今月のお買いもの、平成28年5月に、ディスクユニオン新宿クラシック館にて購入しました、ヴィオッティのヴァイオリン協奏曲全集を取り上げていますが、ようやく最後の第10集へとたどり着きました。
第10集には第29番と第21番が収録されており、20番台ですが対照的な作品が並んでいます。第29番はロマン派的な香りもするのですが、第21番はロココ的でもあります。
ただ、第21番はそれでも革新的な作品です。なぜなら、第3楽章がゆったりとした楽章になっているからです。かといって急楽章ではないのかと言えばそうではなく、アレグレットの指示があります。じつは第29番も第3楽章はアレグレットなのですが、第21番のほうがゆったりと聴こえます。
このあたりは、ヴィルトォーソ、ヴィオッティらしさと言えば端的になりますが、味わい深いところです。楽譜を見てみないと分かりませんが、長音が多いのだと思います。だから、テンポ的は速くても、聴き手には遅く聴こえるのだと思います。
同じ効果があるのが、実は第九の第4楽章、練習番号Mの部分、合唱がトゥッティになるところです。オケは動き回っていますからテンポとしては決して遅くないのですが、合唱部分を聴いているとそれほど速く聴こえないことに気づくのではないでしょうか。
ベートーヴェンがこのような手法をヴィオッティから学んでいたとすれば、第九という作品はやはり、古典派の集大成と言えましょう。その上で、次の時代を拓くものだった・・・・・私はそう考えます。ヴィオッティの作品を聴くという事は、それだけ古典派という時代がどういう時代だったのかを知るために必要なことだと思います。
第29番も第21番もともにヴァイオリンは艶があるものとして書かれています。当然演奏もそのようになるわけですが、この演奏のメッツェーナは実にその点はしっかりと演奏しており、特にヴァイオリンの艶が目立つものとなっています。それは絶品です。

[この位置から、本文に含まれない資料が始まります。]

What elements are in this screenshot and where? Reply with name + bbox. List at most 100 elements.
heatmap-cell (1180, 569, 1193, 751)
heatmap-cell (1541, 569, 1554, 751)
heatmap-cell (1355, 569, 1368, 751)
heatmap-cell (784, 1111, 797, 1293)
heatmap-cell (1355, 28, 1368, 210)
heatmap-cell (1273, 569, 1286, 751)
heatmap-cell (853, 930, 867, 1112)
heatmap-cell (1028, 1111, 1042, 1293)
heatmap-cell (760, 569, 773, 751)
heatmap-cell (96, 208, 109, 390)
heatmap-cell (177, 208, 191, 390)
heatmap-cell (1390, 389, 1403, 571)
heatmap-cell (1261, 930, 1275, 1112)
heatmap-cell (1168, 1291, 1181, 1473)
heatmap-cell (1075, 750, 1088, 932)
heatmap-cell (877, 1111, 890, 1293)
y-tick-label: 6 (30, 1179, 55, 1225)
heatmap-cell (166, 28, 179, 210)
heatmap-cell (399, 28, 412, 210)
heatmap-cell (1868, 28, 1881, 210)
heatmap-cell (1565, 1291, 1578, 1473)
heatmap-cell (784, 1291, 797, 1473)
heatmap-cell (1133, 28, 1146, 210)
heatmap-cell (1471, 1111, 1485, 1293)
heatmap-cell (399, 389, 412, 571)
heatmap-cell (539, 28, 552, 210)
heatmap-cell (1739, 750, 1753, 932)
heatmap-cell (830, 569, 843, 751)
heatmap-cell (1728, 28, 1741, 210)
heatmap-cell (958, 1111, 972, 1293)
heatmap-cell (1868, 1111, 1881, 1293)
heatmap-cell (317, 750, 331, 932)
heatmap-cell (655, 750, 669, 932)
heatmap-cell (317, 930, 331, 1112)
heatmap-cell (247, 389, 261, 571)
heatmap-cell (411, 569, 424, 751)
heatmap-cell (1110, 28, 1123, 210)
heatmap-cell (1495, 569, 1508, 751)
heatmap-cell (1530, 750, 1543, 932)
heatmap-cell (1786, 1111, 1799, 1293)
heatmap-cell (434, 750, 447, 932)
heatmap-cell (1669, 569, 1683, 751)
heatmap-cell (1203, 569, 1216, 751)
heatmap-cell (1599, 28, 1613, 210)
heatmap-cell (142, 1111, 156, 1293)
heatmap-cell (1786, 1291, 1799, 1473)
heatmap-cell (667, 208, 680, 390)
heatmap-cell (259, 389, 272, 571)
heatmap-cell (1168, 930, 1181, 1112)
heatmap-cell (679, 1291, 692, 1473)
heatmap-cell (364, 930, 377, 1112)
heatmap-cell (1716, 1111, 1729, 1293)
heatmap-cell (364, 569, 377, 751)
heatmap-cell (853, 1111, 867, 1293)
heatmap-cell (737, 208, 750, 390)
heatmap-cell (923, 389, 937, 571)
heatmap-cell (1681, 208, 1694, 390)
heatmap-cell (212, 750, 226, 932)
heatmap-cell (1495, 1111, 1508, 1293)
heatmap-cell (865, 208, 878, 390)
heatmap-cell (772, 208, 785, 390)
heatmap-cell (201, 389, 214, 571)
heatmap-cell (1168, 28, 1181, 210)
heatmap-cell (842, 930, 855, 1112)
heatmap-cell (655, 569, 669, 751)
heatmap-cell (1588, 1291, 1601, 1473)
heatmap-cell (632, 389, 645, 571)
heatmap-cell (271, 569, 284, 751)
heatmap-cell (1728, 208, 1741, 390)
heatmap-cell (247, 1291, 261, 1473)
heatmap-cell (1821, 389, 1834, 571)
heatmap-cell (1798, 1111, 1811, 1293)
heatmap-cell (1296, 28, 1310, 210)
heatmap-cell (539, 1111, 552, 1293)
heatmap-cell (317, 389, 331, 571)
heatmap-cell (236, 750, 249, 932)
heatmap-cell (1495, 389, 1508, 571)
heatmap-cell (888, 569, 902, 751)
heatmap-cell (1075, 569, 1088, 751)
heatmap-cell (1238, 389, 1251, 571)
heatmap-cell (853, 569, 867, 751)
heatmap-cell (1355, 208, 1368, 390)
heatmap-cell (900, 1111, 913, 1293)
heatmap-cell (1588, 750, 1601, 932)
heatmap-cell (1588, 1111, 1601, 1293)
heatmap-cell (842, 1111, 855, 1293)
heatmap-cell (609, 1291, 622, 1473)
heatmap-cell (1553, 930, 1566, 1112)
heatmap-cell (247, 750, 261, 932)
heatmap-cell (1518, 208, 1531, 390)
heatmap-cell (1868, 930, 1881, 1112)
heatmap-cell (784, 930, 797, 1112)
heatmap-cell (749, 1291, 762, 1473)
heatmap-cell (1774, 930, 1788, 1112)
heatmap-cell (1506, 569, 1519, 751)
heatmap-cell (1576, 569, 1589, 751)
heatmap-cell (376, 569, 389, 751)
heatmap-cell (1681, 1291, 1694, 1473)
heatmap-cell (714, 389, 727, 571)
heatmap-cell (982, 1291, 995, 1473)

オケはそれまでとは異なり、この第10集だけオーケストラ・ダ・カメラ・ミラノ・クラシカになっています。ただ、名前から判るように、室内オケであることは間違いなく、指揮も独奏のメッツェーナ自身となっています。それでも、アンサンブルは素晴らしく魅力的で、ヴァイオリンの艶がますます引き立つものとなっています。モーツァルトまでの時代にポピュラーだった、協奏曲において指揮者がおらず、独奏者がその役割を果たすという様式による演奏になっていますが、その掛合は本当に素晴らしいものです。
この様式は明らかに室内楽の延長線上であり、古典派の時代のオーケストラが決して大編成ではなかったことの証明なのですが(だから、フォルテピアノの非力な音でも協奏曲として成立するわけで、そのため私はガーディナーを批判の対象に入れているのです)、この演奏はモダンなので、当然作曲当時よりは編成が大きいと思います。そしてそれは私たちの耳としては慣れているので問題ないと言えます。ただ、現代なのでもしかすると思い切ってさらにコンパクトな編成にしてしまっても問題ないかも知れません。後は独奏とのバランス次第です。
ヴィオッティのヴァイオリン協奏曲は全て、ベートーヴェンが交響曲を作曲する前の作品です。その時期の演奏スタイルや、様式を知るには、ヴィオッティは最適の作曲家なのかもしれません。イタリア音楽の伝統を、海外においてつないだ作曲家がいた・・・・・その様式を知ることができただけでも私は幸せですし、メッツェーナとオケに感謝の念でいっぱいです。
聴いているCD
ジョヴァンニ・バッティスタ・ヴィオッティ作曲
ヴァイオリン協奏曲第29番ホ短調W29/G144
ヴァイオリン協奏曲第21番ホ長調W21/G96
フランコ・メッツェーナ(ヴァイオリン、指揮)
オーケストラ・ダ・カメラ・ミラノ・クラシカ
(Dynamic CDS498-10)
地震および津波により被害にあわれた方へお見舞い申し上げますとともに、亡くなられた方のご冥福をお祈りいたします。同時に原発の被害を食い止めようと必死になられているすべての方に、感謝申し上げます。